Originally Posted by
ffgap
I'm not gonna quote everything but I think you are totally missing that higher status thresholds will dis-engage members that cannot meet the new requirement but engage those member which can.
Making 5000 quid incremental profit with a member who can still hit the tier may more than compensate for the five disengaged members on which you lose 200 quid profit a piece!
I follow the logic, but would be curious to see the actual numbers. I would suspect it's closer to 1:10 who will be engaged v. disengaged, and the incremental losses from disengaged current golds and GGLs could be much greater given the gulf between silver and gold.
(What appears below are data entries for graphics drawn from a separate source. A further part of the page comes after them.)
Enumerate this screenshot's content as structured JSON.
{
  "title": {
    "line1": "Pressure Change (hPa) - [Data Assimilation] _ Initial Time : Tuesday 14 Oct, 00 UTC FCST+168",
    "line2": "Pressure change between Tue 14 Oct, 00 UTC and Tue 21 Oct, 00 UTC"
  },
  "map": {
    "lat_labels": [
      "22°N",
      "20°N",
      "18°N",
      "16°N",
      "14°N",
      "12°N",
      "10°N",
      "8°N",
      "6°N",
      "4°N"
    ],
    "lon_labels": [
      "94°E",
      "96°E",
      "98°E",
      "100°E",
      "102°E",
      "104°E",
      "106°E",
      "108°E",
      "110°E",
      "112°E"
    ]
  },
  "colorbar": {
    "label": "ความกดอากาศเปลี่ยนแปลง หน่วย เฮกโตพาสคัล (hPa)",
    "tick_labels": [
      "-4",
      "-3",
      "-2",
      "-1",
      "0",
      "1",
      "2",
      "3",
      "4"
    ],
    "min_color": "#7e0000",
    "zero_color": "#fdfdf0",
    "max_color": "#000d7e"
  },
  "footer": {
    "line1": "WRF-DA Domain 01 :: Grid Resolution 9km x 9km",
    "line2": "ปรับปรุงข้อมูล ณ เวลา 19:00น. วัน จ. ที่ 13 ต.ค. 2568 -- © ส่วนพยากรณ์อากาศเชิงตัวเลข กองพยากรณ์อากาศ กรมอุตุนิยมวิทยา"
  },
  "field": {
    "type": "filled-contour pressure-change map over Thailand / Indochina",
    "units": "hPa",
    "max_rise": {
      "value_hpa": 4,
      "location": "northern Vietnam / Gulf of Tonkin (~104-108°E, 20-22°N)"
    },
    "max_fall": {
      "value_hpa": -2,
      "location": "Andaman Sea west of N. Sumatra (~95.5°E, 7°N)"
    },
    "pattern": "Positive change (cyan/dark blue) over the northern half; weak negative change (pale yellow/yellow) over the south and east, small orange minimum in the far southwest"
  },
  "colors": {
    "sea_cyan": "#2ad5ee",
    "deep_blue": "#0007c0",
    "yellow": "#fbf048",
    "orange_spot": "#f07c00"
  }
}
I don't game the system and do tier points runs, etc. I have participated in the BA Holidays double tier points offer, the credit card offer, and sometimes I will take an extra connection if it doesn't add more than two hours to a long-haul. Depending on the year, I spend £12k-£15k (2/3 employer). In my case, there will be an immediate £2500 loss from downgrading from Club Europe flights (to my second home) that I booked only to keep status. As soon as I'm confident I'll hit the £7k for silver, which could be credit card spend + one work trans-Atlantic flight, I'll switch to buying on price -- including for other work flights. (I have a 15% tolerance that I use to choose BA over United, which is usually cheaper.) That could easily be another £5k or more. Or maybe it won't be if BA is the lowest cost. What I won't be doing is spending an extra £5k(!) to chase gold.
I have run a rewards program (in a different industry). Pounds and pence are important for sure. But the mistake we made at first was rewarding too much spend we would've gotten anyway, and not doing enough to drive incremental spend. That's what I fear BA is doing here.